= Stamp numbering system =

Philatelists' traditional method of identifying postage stamps uniquely has long been to number each country's stamps consecutively; Norway #1 is the 4-skilling blue stamp issued in 1855, and so forth. However, this seemingly straightforward numbering system runs into immediate difficulties, which have been solved in different ways by different stamp catalogs.

== Issues ==

The difficulties are as follows:
- What is a "country"?
- What is a postage stamp?
- What is a distinct type of postage stamp?
- What if several stamps are issued on the same day?
- What if the date of issue is unknown?
- What if stamps of a single series appear one at a time, interspersed with commemorative stamps?
- Should special-purpose stamps be grouped together?

Although the definition of "country" may seem obvious, there are occupations of one country by another, stamp issued by areas in rebellion, reunifications, and regions that have issued their own stamps for one reason or another.
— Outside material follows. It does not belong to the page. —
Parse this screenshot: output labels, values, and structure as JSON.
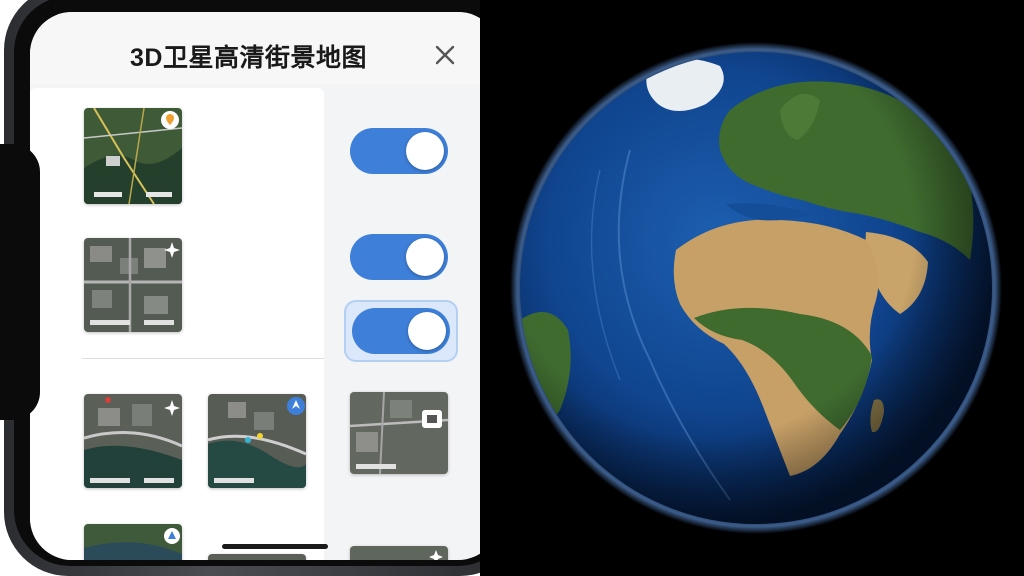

A classic example is Germany: unified from many smaller entities, then divided into multiple zones of occupation at the end of World War II, then divided into West Germany and East Germany, then reunified. Catalogs typically treat West Germany as part of a single sequence under the name "Germany" while giving East German stamps their own numbers.

The definition of "postage stamp" can also be problematic for catalogers. For instance, some countries have issued adhesive labels purporting to be postage stamps, but which had the "cancel" printed directly on the stamp and shipped to dealers, without ever being sold to the public for use on letters. The treatment of these has long been a vexing issue, and catalogs vary greatly on whether to list the stamps. A related issue is a small number of extremely rare stamps that may or may not be old forgeries; the assignment or removal of a number is a key step in the consensus as to their authenticity.

Philatelists typically identify more types of stamps than do the governments issuing them. Changes of perforation, watermark, often occur without any official notice, as do printing errors. In a few cases, even the date of first issue of a stamp has no surviving record.

The issuance of multiple types on a single day is an old practice, but usually these were different denominations, and could be numbered in ascending order of value. More recently, it has become common to issue a group of stamps with related designs and the same denomination on the same day.

Finally, it is common for the stamps of a definitive series to be issued one or a few at a time, as postal rates change. Logically, they are part of a single group, with a unified design theme and a sequence of values, even though ten years or more may have elapsed from the first to the last. The same reasoning could be applied to special-purpose stamps such as airmail or postage due stamps.

== Catalog numbering systems ==
Over time, stamp numbers may become a shorthand for collectors and dealers. Scott Catalogue, Gibbons, Yvert and Michel catalogs all use different arrangements for numbering regular and special-purpose types, and attach different importance to variations in paper, perforation, watermark and other types.

Because of its commercial importance, the publishers of the Scott Catalogue claim copyright on their numbering system, and grant only limited licences for its use by others. The inconsistency with which Scott enforced these licences resulted in a lawsuit by Krause Publications (publishers of the Minkus Catalogue) for copyright infringement. After Krause filed a defence the suit was settled out of court, and Krause continued to reference the Scott numbers. It has been speculated that Scott was not successful. Attempts by philatelists to establish an alternative have not yet been successful.

== Official numbering systems ==

In general, governments have not tried to number their own stamps. The People's Republic of China is a notable exception, having inscribed most of its stamps with a unique numbering system since 1949.

In 2002, as part of efforts to control allegedly illegal stamps, the Universal Postal Union introduced the WADP Numbering System (WNS) for new issues by UPU members.